In the case of Ardipithecus and other recently discovered fossils, traits shared in common with Homo sapiens such as bipedal locomotion or small canine teeth may indicate a close relationship with anatomically modern humans or, as Wood and Harrison suggest, may be the result of convergent evolution.
“Homoplasy makes it unwise to rely on just a few morphological similarities to declare fossils are early hominins,” Wood contends.
Wood and Harrison underscore their concern with two cautionary tales of errant early human ancestor classification.
In an example from more than 30 years ago, scientists classified 12-million-year-old Asian fossils named Ramapithecus punjabicus as a likely human ancestor. Now, after further research, Ramapithecus is thought to belong to one or more species of extinct primates, and perhaps most accurately regarded as a distant cousin of modern orangutans.
In another example, a species called Oreopithecus bambolii, represented by a cache of 7 to 8 million-year-old fossils found at sites in Tuscany and Sardinia, Italy and first described nearly 140 years ago, was thought to be a potential early human ancestor because of skeletal similarities with modern humans. Research suggested Oreopithecus had many anatomical similarities with the group of organisms that includes great apes and modern humans. It also had characteristics generally considered to be uniquely associated with bipedal behavior.
But only after additional discoveries by a Swiss paleontologist in the late 1950s, researchers began to rethink Oreopithecus’ initial classification. Scientists still debate its precise position on the evolutionary tree and whether it is more accurately regarded as a descendant of a European ape or as an African anthropoid.

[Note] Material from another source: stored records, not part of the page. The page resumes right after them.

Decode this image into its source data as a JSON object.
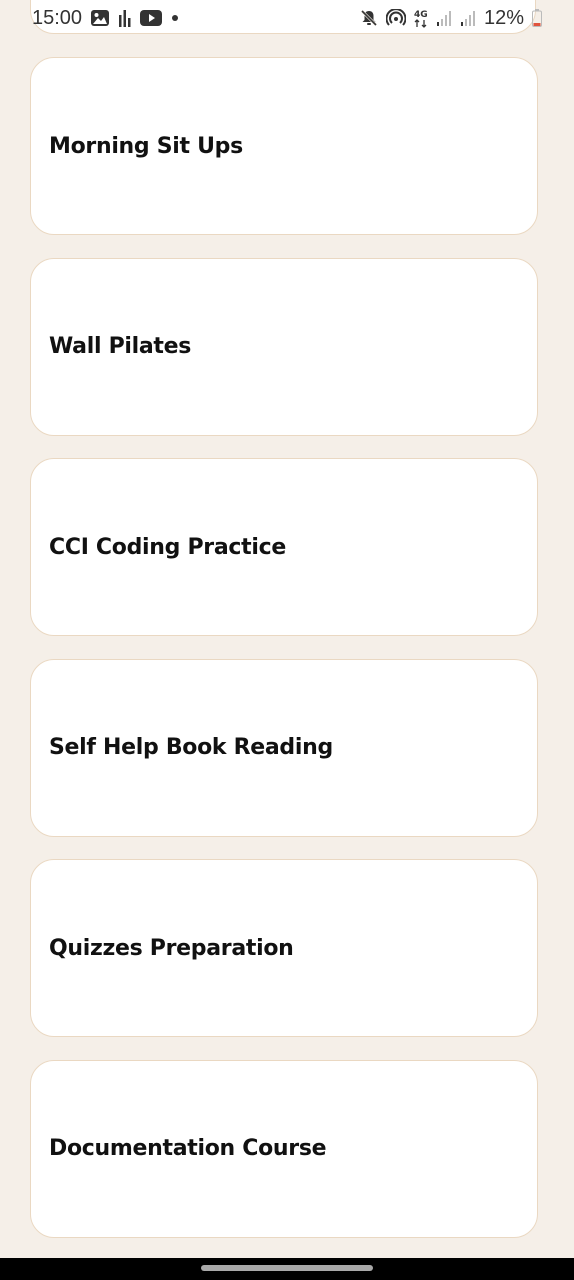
{
  "status_bar": {
    "time": "15:00",
    "battery_percent": "12%",
    "network_label": "4G",
    "left_icons": [
      "gallery-icon",
      "chart-bars-icon",
      "youtube-icon",
      "dot-icon"
    ],
    "right_icons": [
      "mute-icon",
      "hotspot-icon",
      "network-4g-icon",
      "signal-icon",
      "signal-icon",
      "battery-icon"
    ]
  },
  "cards": [
    {
      "label": "Morning Sit Ups"
    },
    {
      "label": "Wall Pilates"
    },
    {
      "label": "CCI Coding Practice"
    },
    {
      "label": "Self Help Book Reading"
    },
    {
      "label": "Quizzes Preparation"
    },
    {
      "label": "Documentation Course"
    }
  ],
  "colors": {
    "background": "#f5efe8",
    "card": "#ffffff",
    "card_border": "#ead8c2",
    "text": "#111111",
    "nav_bar": "#000000"
  }
}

“We emphasize that we are not claiming that the presence of homoplasy in and around the hominin clad … doom(s) all efforts to recover evolutionary relationships to failure,” the researchers write. They take the same stance regarding other methodological and analytical limitations that arise when investigating evolutionary relatedness.
They stress that their paper doesn’t claim Orrorin, Sahelanthropus and Ardipithecus are not early human ancestors. But they encourage paleoanthropologists to acknowledge the potential shortcomings of their data when it comes to generating hypotheses about relationships.

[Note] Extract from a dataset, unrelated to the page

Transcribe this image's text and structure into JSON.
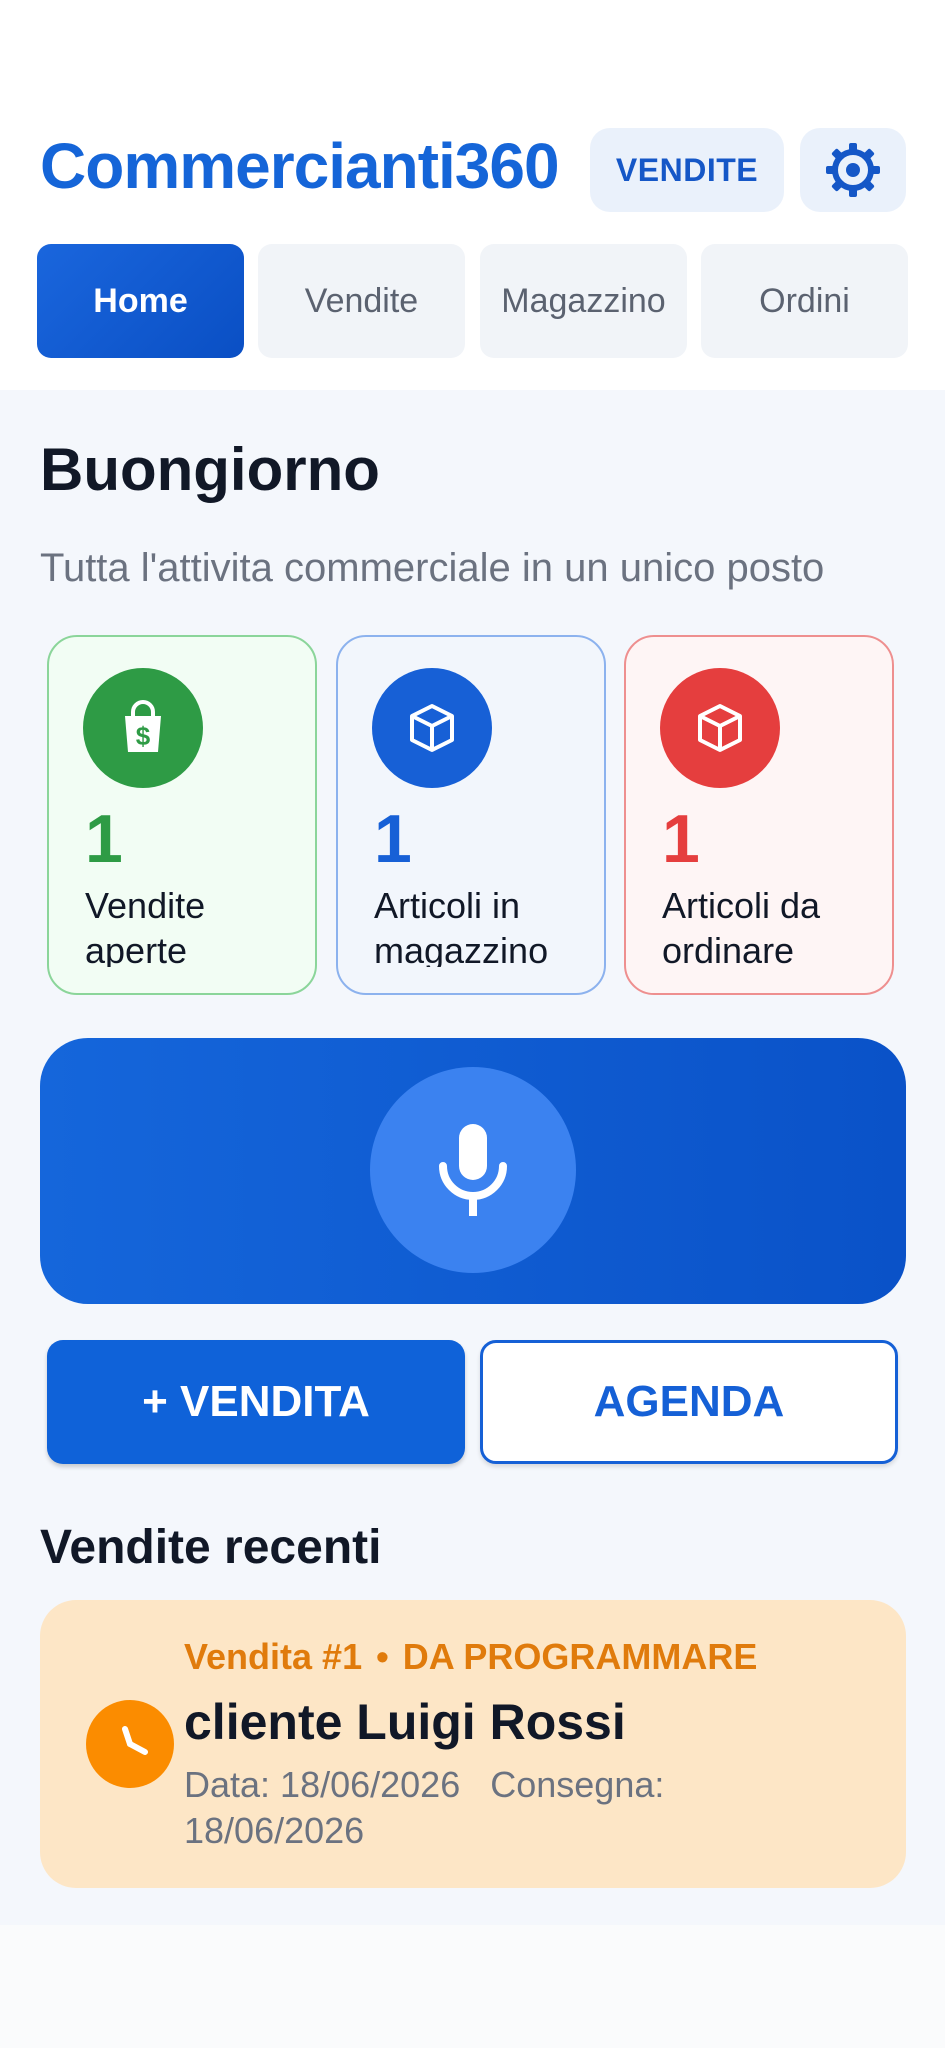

“We urge researchers, teachers and students to consider the published phylogenetic interpretations of these taxa as among a number of possible interpretations of the evidence,” they write.
For now, they hope paleoanthropologists will heed the warning and leave an accurate record that perhaps some future intelligent organism will be able to decipher.
The National Science Foundation funds Wood’s and Harrison’s research through its Division of Behavioral and Cognitive Sciences.